Vingt-cinq jours de guerre contre l'Iran : l'anatomie d'un fiasco annoncé

Vingt-cinq jours. Il n’en aura fallu que vingt-cinq pour que se dessine, avec une clarté presque didactique, le contour d’un échec cuisant — prévisible pour quiconque avait daigné étudier sérieusement son adversaire. Car c’est là le péché originel de cette aventure militaire : une méconnaissance crasse, presque arrogante, de ce qu’est réellement l’Iran. Non pas une république bananière périphérique comparable à Cuba ou au Venezuela, mais une civilisation millénaire, une puissance régionale dotée d’une profondeur stratégique, d’une résilience institutionnelle et d’une culture de la résistance que ni Washington ni Tel-Aviv n’ont su — ou voulu — prendre à sa juste mesure.

L’agression fut mal préparée dans ses fondements mêmes. Les buts de guerre divergeaient entre alliés, l’après-conflit n’avait fait l’objet d’aucune projection sérieuse, et la question pourtant élémentaire du détroit d’Ormuz — cette artère vitale de l’économie mondiale — sembla surgir comme une surprise dans les salles de situation de la Maison-Blanche. Bravo, M. Trump. Cette omission stratégique restera dans les manuels comme un cas d’école de l’incompétence géopolitique.

On croyait, dans les cercles néoconservateurs recyclés qui peuplent l’entourage présidentiel, qu’un peuple opprimé n’attendait que l’étincelle extérieure pour se soulever.
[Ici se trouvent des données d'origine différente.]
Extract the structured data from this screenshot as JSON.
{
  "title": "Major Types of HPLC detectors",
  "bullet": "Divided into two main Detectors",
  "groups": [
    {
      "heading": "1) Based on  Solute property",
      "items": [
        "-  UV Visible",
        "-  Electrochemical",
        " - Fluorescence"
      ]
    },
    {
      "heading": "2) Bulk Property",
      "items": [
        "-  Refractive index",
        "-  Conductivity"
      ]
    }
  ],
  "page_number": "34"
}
C’est confondre, avec une légèreté troublante, un pays, son peuple et ses dirigeants — trois réalités distinctes que la complexité iranienne rend particulièrement irréductibles l’une à l’autre. Les Iraniens peuvent détester leur régime tout en refusant de se laisser libérer par des bombes étrangères. Cette nuance, apparemment insaisissable, a été ignorée avec une constance remarquable.

Sur le plan militaire, les leçons de l’Ukraine — cette guerre d’usure asymétrique qui a déjà mis à genoux des économies bien plus robustes — ont été soigneusement ignorées. La stratégie iranienne, elle, est d’une limpidité redoutable : épuiser financièrement ses adversaires, saturer leurs systèmes de défense, éroder leur volonté politique. Le bouclier israélien ne fonctionne plus comme il le devrait ; les munitions s’épuisent — Dimona en a offert une démonstration saisissante. Et, précisément, que révèle le ciblage de cette centrale militaire nucléaire, sinon que l’État hébreu possède bel et bien la bombe atomique, contrairement à l’Iran qui en est accusé ? L’ironie historique est vertigineuse.

Sur le front de la communication, le désastre n’est pas moindre. Comment suggérer impunément la destruction d’infrastructures énergétiques civiles iraniennes tout en condamnant Poutine pour des actes identiques en Ukraine, sans que personne, dans l’entourage présidentiel, ne perçoive la contradiction ? Le massacre de l’école de filles iraniennes, crime de guerre inaugural, fut suivi d’un chapelet de mensonges trumpiens d’une rare absurdité — dont la désormais célèbre affirmation selon laquelle l’Iran disposerait de missiles Tomahawk. Pendant ce temps, l’appel aux Européens se heurtait à une fin de non-recevoir aussi prévisible qu’embarrassante.

Les conséquences politiques intérieures commencent à se matérialiser : des cercueils américains qui rentrent au pays, des démissions au sein de l’administration, une opinion publique qui demande des comptes, et des élections de mi-mandat qui s’annoncent comme un verdict sévère. La liste est longue. Elle s’allonge chaque jour.

Et au bout de ce tableau, plane le spectre d’une invasion terrestre — cette idée folle qui resurgirait comme un vieux cauchemar. Le Vietnam, l’Afghanistan : ces noms résonnent comme autant d’avertissements que l’Amérique semble condamnée à ne jamais entendre. Le bourbier iranien pourrait bien n’être, pour l’instant, que son premier chapitre.